Sun Cluster 2.2 System Administration Guide

6.1.1 PNM Fault Monitoring and Failover

PNM monitors the state of the public network and the network adapters associated with each node in the cluster, and reports dubious or errored states. When PNM detects lack of response from a primary adapter (the adapter currently carrying network traffic to and from the node) it fails over the network service to another working adapter in the adapter backup group for that node. PNM then performs some checks to determine whether the fault is with the adapter or the network.

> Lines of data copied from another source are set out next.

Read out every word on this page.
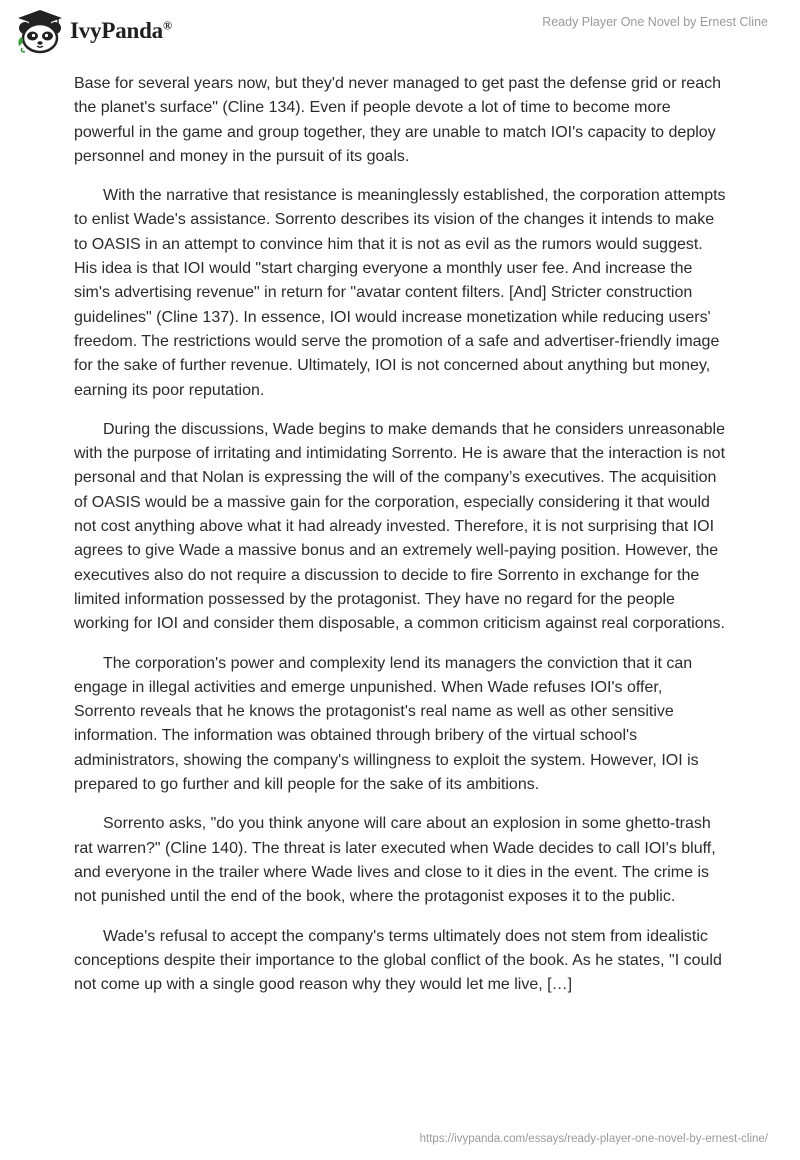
IvyPanda®	Ready Player One Novel by Ernest Cline

Base for several years now, but they'd never managed to get past the defense grid or reach the planet's surface" (Cline 134). Even if people devote a lot of time to become more powerful in the game and group together, they are unable to match IOI's capacity to deploy personnel and money in the pursuit of its goals.

With the narrative that resistance is meaninglessly established, the corporation attempts to enlist Wade's assistance. Sorrento describes its vision of the changes it intends to make to OASIS in an attempt to convince him that it is not as evil as the rumors would suggest. His idea is that IOI would "start charging everyone a monthly user fee. And increase the sim's advertising revenue" in return for "avatar content filters. [And] Stricter construction guidelines" (Cline 137). In essence, IOI would increase monetization while reducing users' freedom. The restrictions would serve the promotion of a safe and advertiser-friendly image for the sake of further revenue. Ultimately, IOI is not concerned about anything but money, earning its poor reputation.

During the discussions, Wade begins to make demands that he considers unreasonable with the purpose of irritating and intimidating Sorrento. He is aware that the interaction is not personal and that Nolan is expressing the will of the company’s executives. The acquisition of OASIS would be a massive gain for the corporation, especially considering it that would not cost anything above what it had already invested. Therefore, it is not surprising that IOI agrees to give Wade a massive bonus and an extremely well-paying position. However, the executives also do not require a discussion to decide to fire Sorrento in exchange for the limited information possessed by the protagonist. They have no regard for the people working for IOI and consider them disposable, a common criticism against real corporations.

The corporation's power and complexity lend its managers the conviction that it can engage in illegal activities and emerge unpunished. When Wade refuses IOI's offer, Sorrento reveals that he knows the protagonist's real name as well as other sensitive information. The information was obtained through bribery of the virtual school's administrators, showing the company's willingness to exploit the system. However, IOI is prepared to go further and kill people for the sake of its ambitions.

Sorrento asks, "do you think anyone will care about an explosion in some ghetto-trash rat warren?" (Cline 140). The threat is later executed when Wade decides to call IOI's bluff, and everyone in the trailer where Wade lives and close to it dies in the event. The crime is not punished until the end of the book, where the protagonist exposes it to the public.

Wade's refusal to accept the company's terms ultimately does not stem from idealistic conceptions despite their importance to the global conflict of the book. As he states, "I could not come up with a single good reason why they would let me live, […]

https://ivypanda.com/essays/ready-player-one-novel-by-ernest-cline/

If the adapter is faulty, PNM sends error messages to syslog(3), which are in turn detected by the Cluster Manager and displayed to the user through a GUI. After a failed adapter is fixed, it is automatically tested and reinstated in the backup group at the next cluster reconfiguration. If the entire adapter backup group is down, then the Sun Cluster framework invokes a failover of the node to retain availability. If an error occurs outside of PNM's control, such as the failure of a whole subnet, then a normal failover and cluster reconfiguration will occur.

PNM monitoring runs in two modes, cluster-aware and cluster-unaware. PNM runs in cluster-aware mode when the cluster is operational. It uses the Cluster Configuration Database (CCD) to monitor status of the network. For more information on the CCD, see the overview chapter in the Sun Cluster 2.2 Software Installation Guide. PNM uses the CCD to distinguish between public network failure and local adapter failure. See "C.3 Sun Cluster Fault Probes" for more information on logical host failover initiated by public network failure.

PNM runs in cluster-unaware mode when the cluster is not operational. In this mode, PNM is unable to use the CCD and therefore cannot distinguish between adapter and network failure. In cluster-unaware mode, PNM simply detects a problem with the local network connection.

You can check the status of the public network and adapters with the PNM monitoring command, pnmstat(1M). See the man page for details.